悪役令嬢の文化祭 その二
「お待たせいたしました、こちら『お嬢様お好みのオムライス』でございます」
「うわ、美味しそう!」
「やっぱりローズってオムライス見ると子供みたいになるよね」
「でも、リリーだって今とっても食べたそうな顔してるじゃん」
「……よし、それじゃあ早速食べよっか!いただきまーす!」
あ、逸らした。……注文を終えること五分、思いの外早くオムライスは来た。にしても……このオムライス、美味しそう!バター使ってるのかな?甘い匂いがぷんぷんする!
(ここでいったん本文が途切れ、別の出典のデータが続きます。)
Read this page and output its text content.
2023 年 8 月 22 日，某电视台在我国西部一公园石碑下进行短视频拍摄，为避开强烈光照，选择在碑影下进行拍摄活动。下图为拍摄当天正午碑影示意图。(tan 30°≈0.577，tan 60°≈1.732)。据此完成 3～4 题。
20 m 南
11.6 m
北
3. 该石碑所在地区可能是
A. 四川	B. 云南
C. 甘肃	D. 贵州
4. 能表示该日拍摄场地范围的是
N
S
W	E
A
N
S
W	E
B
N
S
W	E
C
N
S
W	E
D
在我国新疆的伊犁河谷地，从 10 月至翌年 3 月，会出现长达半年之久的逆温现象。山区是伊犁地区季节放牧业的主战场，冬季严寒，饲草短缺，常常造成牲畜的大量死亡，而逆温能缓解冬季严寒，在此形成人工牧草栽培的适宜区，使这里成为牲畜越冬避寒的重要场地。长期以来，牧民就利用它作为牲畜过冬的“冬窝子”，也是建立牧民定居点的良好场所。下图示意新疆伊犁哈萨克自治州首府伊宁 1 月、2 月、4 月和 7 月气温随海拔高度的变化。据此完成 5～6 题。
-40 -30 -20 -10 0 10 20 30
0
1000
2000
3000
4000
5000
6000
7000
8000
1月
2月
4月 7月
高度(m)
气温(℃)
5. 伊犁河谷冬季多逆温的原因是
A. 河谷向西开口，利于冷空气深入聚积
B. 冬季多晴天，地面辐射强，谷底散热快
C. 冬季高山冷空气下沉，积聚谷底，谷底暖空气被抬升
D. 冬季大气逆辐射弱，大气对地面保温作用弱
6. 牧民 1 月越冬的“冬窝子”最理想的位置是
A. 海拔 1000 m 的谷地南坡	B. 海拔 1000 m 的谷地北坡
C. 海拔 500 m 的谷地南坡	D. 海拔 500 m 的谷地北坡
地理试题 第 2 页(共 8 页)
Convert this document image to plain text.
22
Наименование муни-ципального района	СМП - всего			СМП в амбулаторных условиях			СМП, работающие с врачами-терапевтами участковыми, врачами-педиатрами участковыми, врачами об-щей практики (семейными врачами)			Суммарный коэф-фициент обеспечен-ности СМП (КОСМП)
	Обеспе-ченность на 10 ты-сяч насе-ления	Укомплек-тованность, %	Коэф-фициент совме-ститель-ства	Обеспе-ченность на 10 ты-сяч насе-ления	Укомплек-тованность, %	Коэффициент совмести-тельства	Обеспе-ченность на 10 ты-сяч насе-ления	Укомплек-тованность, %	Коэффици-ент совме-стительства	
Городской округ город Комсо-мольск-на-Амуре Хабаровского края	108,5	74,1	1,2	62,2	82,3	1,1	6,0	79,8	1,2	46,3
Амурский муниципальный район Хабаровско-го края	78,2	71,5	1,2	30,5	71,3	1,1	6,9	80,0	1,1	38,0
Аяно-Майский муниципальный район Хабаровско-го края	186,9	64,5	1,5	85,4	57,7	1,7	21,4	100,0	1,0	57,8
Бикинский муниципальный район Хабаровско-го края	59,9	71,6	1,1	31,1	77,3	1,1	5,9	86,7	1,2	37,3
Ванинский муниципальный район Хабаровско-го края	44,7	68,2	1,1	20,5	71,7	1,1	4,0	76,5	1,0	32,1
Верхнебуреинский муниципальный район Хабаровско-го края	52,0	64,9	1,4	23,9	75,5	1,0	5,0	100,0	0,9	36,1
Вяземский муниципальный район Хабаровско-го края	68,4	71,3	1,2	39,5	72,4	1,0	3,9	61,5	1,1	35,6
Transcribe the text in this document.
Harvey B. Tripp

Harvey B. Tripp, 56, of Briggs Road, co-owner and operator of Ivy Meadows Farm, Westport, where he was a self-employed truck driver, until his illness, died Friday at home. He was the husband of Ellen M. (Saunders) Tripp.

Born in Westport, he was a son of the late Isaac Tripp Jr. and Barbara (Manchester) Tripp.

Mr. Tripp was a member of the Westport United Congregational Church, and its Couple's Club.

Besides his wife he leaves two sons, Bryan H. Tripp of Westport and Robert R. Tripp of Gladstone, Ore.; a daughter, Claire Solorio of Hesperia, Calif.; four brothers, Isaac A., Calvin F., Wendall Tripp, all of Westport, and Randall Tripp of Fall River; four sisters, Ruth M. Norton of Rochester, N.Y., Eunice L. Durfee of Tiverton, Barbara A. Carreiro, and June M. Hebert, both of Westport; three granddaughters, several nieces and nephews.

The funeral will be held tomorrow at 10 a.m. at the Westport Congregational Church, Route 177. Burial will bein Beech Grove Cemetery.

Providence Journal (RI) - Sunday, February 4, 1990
「それじゃあ私も。いただきます……ん、何これ!?めっちゃ美味しいじゃん!」
「ほら、目キラキラさせて凄い美味しそうに食べるところとか子供っぽくて超可愛い。……けど、ほんっとに美味しいね!」
「この美味しさなら目もキラキラしちゃうでしょ?」
「キラキラするのはローズくらいだよ。はい、あーん」
「えっ、ちょっ……え?リリー?」
「どうしたのローズ、食べないの?」
「食べないの?じゃなくて……周り見てよ、めっちゃ見られてるよ!?しかもみんなめっちゃニヤニヤしてるし!……ん」
「色々言うくせに、結局食べるんだよね。可愛い」
「え、えいっ!」
「んぐっ!?」
「ちょっと一旦黙って!これ以上はほんとに恥ずかしいから!!」
あーやっちゃったやっちゃった!どうしよう、思わずリリーの口にスプーンを……!いや、落ち着け私。これはいつもからかってくるリリーに対しての仕返しだ。あとちょっと強引だけどリリーにあーん返しをしたかったからだ。……あーん返しって何?
「いいのかなー?私にあーんなんてしちゃって。周り見てみなよ?」
「あ……」
リリーに言われて周りを見ると、従業員と他のお客さん……主に大人を除く、が皆私たちを見ていた。中にはカメラを持ってる人もいた。……え待って?なんでこんな私達にいるの?そのファン的な人が……いや、確かに私も前世で百合は好きだったよ?同人誌販売会とかも行ってたけど……いや、違うか。みんなは私とリリーが恋仲にあるって噂はほんとだったって思ってニヤけてるのか。……って、そんな変わらない!
「も、もう食べ終わったでしょ?次行くよ、次」
「はいはーい。はぁ、美味しかった」
あんなやり取りをしながらもちゃんと私もリリーも手は止めてなかったので、あっという間にオムライスは完食した。そして……ここにいても恥ずかしいから次に行く。あ、ちゃんとお会計はした。
「次は……おっ、面白そうなとこはっけーん。行くよ、ローズ!」
「待ってリリー!そこってお化け屋敷だよね!?」
「え?あ、ほんとだ!まいいや!レッツゴー!」
「リリー……恨むから」
次はお化け屋敷になったんだけど……あくまで文化祭だから大丈夫だよね?そんな怖くないよね?私が怖がってるだけであって欲しいんだけど……とりあえずここは暗くて人目がないから……リリーに抱きつこう。安心する。
「あー……どうしたの?急に」
「私、怖いの苦手だから……その、離れないで」
「……うん、わかったよ。離れない。さ、行くよ」
「うん」
今、一瞬リリーの顔が赤かったような……気の所為かな?さ、私は叫びすぎてリリーの鼓膜にダメージを与えないようにしなきゃ。
「……ばぁ!」
「きゃぁぁぁぁぁ!……ってもう、リリー!驚かさないでよ!」
「あっはは!本当にローズって怖いのダメなんだね!」
「私本当にダメなの!さ、早くすす……きゃぁぁぁぁぁ!?」
……何回叫んだだろうか。かなり疲れた気がする。リリーもだいぶ笑ってるし……はぁ、文化祭なら遊園地より緩いから大丈夫と思ってたけど……全然怖かった。
「大丈夫?ローズ」
「……ごめんね、リリー。うるさかったでしょ」
「ううん、全然。っていうかやっぱりローズも可愛い一面があるんだなーって思って、楽しかった!なんか遠い友達を見てるみたいだった!」
「そっか……ありがと」
私も、沢山叫んでたけどなんか不思議と紗蘭と遊園地に行った時のことを思い出した。そういえば、あの時も沢山叫んでたな。
「今は……十時四十分か。どうする?もう行く?」
「んー……そうだね。劇が終わった後でも楽しめるし……ちょっとリハとかもしておきたいから、行こっか」
「うん!」
体育館に行くわけだけど。まだ始まるまで一時間くらいあるんだよな~。 まぁもっとも、先生に言って鍵を貰って入ってる訳でまだ誰もいないからリハーサルにはうってつけなわけなんだけどね。よし、じゃあ最後の確認だ。一応ジン達にも伝えてはおこう。